When the veneer falls away, I expect any number of reactions from her. I expect her to be gently pitying, or knowing Amarië, incensed on my behalf. I expect her to organize a letter-writing campaign to stop the release of further Arafinwions until full reparations are made. I expect her to author an alternate history of the First Age, exposing just how many disasters originated not with the Oath and the Kinslaying but with Artaher, Angaráto, and Aikanáro siphoning off my adoring thoughts of Amarië and feeding them back to me as hope. Hope that hammered out an ugly ring and a stammering, stupid proposal. I don’t expect her to be angry.

But she is. “For the love of the stars, Carnistir, what a foolish grudge to hold onto.” She’s not just annoyed; she’s not acting anymore either; she’s really angry. Her eyebrows knit together in the middle, and it makes her face look small and pinched. This is different from the anger she stages when she reads her poems or when we perform our songs together; she glows with that anger. On the stage, she is always a construction of beauty. She is not glowing now, or beautiful. “Are you going to tell me that your life with Taryindë was a consolation prize? Your daughters? An inferior choice to going into exile without me? You think that loving me and going to Endor without me made Findaráto’s life better than yours? You truly believe that Findaráto’s life was better than yours?”

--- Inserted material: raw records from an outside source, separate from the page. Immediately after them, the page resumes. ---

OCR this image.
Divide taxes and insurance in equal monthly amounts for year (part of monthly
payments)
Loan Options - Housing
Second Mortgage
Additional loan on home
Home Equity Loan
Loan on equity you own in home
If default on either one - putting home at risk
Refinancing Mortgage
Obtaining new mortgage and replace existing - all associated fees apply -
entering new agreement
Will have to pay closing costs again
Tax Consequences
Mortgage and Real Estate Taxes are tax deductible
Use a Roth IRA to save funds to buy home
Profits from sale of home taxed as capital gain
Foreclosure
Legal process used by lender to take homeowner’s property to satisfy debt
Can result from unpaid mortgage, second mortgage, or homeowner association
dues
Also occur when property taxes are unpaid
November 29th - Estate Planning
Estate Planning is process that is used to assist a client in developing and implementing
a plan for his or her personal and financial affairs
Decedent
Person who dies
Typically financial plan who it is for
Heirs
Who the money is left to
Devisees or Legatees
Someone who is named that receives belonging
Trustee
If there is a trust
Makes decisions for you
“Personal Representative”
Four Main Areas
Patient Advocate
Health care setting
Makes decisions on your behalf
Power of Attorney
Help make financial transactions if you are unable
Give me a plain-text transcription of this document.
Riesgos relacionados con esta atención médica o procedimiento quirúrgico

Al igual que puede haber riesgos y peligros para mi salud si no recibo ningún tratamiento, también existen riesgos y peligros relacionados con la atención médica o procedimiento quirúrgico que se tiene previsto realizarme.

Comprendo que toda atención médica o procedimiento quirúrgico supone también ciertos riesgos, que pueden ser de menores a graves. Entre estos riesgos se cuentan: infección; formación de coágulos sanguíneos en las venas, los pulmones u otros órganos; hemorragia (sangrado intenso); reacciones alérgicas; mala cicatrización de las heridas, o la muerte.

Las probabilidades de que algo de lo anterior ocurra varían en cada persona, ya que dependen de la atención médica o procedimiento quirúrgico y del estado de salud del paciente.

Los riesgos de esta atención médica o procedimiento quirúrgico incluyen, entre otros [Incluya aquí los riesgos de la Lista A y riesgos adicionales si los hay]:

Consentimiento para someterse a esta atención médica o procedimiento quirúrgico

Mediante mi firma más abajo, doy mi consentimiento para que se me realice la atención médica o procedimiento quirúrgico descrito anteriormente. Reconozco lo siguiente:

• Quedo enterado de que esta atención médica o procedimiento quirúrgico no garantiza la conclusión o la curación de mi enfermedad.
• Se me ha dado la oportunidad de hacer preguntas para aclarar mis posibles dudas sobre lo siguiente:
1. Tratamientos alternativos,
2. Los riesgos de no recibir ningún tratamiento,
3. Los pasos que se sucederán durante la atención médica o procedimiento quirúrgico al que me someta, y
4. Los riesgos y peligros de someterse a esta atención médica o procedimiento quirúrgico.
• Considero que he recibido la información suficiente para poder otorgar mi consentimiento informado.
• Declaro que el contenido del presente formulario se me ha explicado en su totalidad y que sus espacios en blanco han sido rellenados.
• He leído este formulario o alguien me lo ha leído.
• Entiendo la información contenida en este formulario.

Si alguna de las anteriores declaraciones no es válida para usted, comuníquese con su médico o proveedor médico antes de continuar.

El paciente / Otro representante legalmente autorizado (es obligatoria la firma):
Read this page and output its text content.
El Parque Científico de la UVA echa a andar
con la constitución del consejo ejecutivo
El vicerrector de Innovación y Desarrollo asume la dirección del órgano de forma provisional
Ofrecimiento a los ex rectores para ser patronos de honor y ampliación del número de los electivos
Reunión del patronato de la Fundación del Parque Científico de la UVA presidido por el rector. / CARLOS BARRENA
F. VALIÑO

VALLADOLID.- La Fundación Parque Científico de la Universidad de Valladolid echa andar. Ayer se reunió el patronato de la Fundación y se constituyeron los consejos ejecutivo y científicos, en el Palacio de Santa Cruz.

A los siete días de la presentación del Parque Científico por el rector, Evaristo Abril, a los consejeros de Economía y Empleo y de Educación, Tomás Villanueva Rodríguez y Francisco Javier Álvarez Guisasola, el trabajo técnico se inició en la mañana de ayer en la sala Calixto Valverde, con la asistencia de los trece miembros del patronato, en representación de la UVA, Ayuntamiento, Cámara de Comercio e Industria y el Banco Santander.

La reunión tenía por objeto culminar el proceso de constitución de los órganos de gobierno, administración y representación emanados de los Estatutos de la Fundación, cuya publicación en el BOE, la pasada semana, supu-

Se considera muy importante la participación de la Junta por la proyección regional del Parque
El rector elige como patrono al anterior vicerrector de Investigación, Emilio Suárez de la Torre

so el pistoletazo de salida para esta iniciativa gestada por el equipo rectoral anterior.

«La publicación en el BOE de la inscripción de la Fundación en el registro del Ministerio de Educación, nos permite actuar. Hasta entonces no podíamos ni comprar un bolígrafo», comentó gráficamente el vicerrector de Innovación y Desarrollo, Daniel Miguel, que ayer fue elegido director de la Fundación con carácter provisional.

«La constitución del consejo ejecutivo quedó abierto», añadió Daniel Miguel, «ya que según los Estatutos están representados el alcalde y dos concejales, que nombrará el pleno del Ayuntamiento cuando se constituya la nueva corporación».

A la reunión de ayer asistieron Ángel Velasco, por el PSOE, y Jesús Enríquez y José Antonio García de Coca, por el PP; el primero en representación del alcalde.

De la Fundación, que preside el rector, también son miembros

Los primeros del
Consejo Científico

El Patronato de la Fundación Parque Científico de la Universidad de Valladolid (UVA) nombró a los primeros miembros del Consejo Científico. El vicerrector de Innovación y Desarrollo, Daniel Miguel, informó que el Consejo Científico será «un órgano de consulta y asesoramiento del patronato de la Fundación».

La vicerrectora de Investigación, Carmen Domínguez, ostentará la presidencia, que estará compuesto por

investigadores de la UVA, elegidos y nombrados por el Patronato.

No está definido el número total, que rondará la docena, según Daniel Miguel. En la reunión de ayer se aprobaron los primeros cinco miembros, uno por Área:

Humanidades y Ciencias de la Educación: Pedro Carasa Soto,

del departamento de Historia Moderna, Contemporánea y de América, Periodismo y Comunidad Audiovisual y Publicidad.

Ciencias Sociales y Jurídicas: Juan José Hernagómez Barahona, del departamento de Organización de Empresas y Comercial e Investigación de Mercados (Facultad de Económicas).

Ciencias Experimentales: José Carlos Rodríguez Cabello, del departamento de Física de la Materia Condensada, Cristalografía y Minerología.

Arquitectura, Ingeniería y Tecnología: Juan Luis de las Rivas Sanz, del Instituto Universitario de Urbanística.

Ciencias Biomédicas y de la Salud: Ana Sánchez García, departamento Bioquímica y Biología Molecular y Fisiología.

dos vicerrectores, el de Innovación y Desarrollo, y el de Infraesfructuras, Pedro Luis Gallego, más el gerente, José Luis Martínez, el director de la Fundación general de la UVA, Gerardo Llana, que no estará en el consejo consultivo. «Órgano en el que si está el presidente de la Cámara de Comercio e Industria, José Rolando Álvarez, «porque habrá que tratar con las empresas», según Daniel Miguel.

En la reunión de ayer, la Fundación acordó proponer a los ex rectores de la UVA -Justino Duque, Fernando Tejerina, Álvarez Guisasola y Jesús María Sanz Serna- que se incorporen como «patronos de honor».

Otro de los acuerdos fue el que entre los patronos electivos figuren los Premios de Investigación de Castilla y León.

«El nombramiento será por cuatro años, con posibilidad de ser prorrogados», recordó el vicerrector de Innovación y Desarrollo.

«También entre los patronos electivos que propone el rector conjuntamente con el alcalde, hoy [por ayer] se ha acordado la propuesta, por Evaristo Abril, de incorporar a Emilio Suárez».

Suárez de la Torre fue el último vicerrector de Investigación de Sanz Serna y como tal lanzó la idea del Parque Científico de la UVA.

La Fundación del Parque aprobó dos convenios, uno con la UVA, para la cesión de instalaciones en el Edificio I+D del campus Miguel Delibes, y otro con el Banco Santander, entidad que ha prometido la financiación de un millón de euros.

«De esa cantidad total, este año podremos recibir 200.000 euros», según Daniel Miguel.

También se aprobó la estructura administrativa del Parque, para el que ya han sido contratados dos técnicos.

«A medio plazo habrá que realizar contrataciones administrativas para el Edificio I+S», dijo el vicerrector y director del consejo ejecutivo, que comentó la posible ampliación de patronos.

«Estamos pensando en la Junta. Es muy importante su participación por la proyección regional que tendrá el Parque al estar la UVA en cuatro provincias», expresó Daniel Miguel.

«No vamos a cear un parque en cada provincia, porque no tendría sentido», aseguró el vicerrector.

Of course it was. He was—he is—Findaráto, the promise of the three kindreds of the Eldar, exalted from the moment of his birth: a scholar and an artisan and an orator and a peaceweaver and a king. He was apart from all of us; even Nelyo sometimes slipped into his shadow. And I had not even a glimmer of any of those things. My confusion that she would wonder at her own lover’s blatant superiority gives me pause, but at least I try, “I suppose. I mean—”

“Nargothrond, living in a cave, in a doomed kingdom made in imitation of what he’d lost, alone, was preferable to your lands, your lake, your wife and daughters? The way I see it? You were spared. All those years you lived free under the open sky in a prosperous realm, improving the lives of those who lived around you, doing exactly what you’d gone there to do. I don’t believe in violent action, but there is something to be said for pursuing and confronting Morgoth after what he did to your family, and whether you were successful or not, that’s what you did. And we won’t even discuss your death compared to Findaráto’s because it’s not something I can think about, much less am ready to talk about.” She opens her notebook upon her knees. “I came here to write. I mean to. Now leave me be.” And she gives me a final sidelong glare just to make sure I’m absolutely certain how she feels about me before assaulting the page with angry scratches.

I leave without saying goodbye.

I go home and don’t even change my clothes before storming into my workshop. It’s a good shirt but who cares. I pick up my pocket palantír, but the work perfecting it is delicate, the kind of work best done after a day when I’ve been harangued in my kiosk all day and need to disappear inside my own thoughts for a while. Not when confusion and lust and injury vie with each other in a shouting match in my brain. That calls for hammering things. I used to beat the hell out of farm tools after enduring the subtle unkindness of Aikanáro, Angaráto, and yes, Artaher. Artaher, whose contours I was too drunk to remember, so my imagination fills in the blanks: the way his fingers lace with mine to slide my hand away, even as he clasps me to him. I am experimenting with a washing tub that launders clothes by being rolled down a hill and returned to its place using a pulley system. It’s a dull project, not even a great idea, but the shower of noise it makes as I bang it into shape is stronger than the memory (or imagining?) of wispy blond hair and sea-blue eyes. I bang and bang until I’m certain my mother will come out and beg me to stop. She doesn’t, and the stupid contraption is finished by the time I’ve banished him from my mind.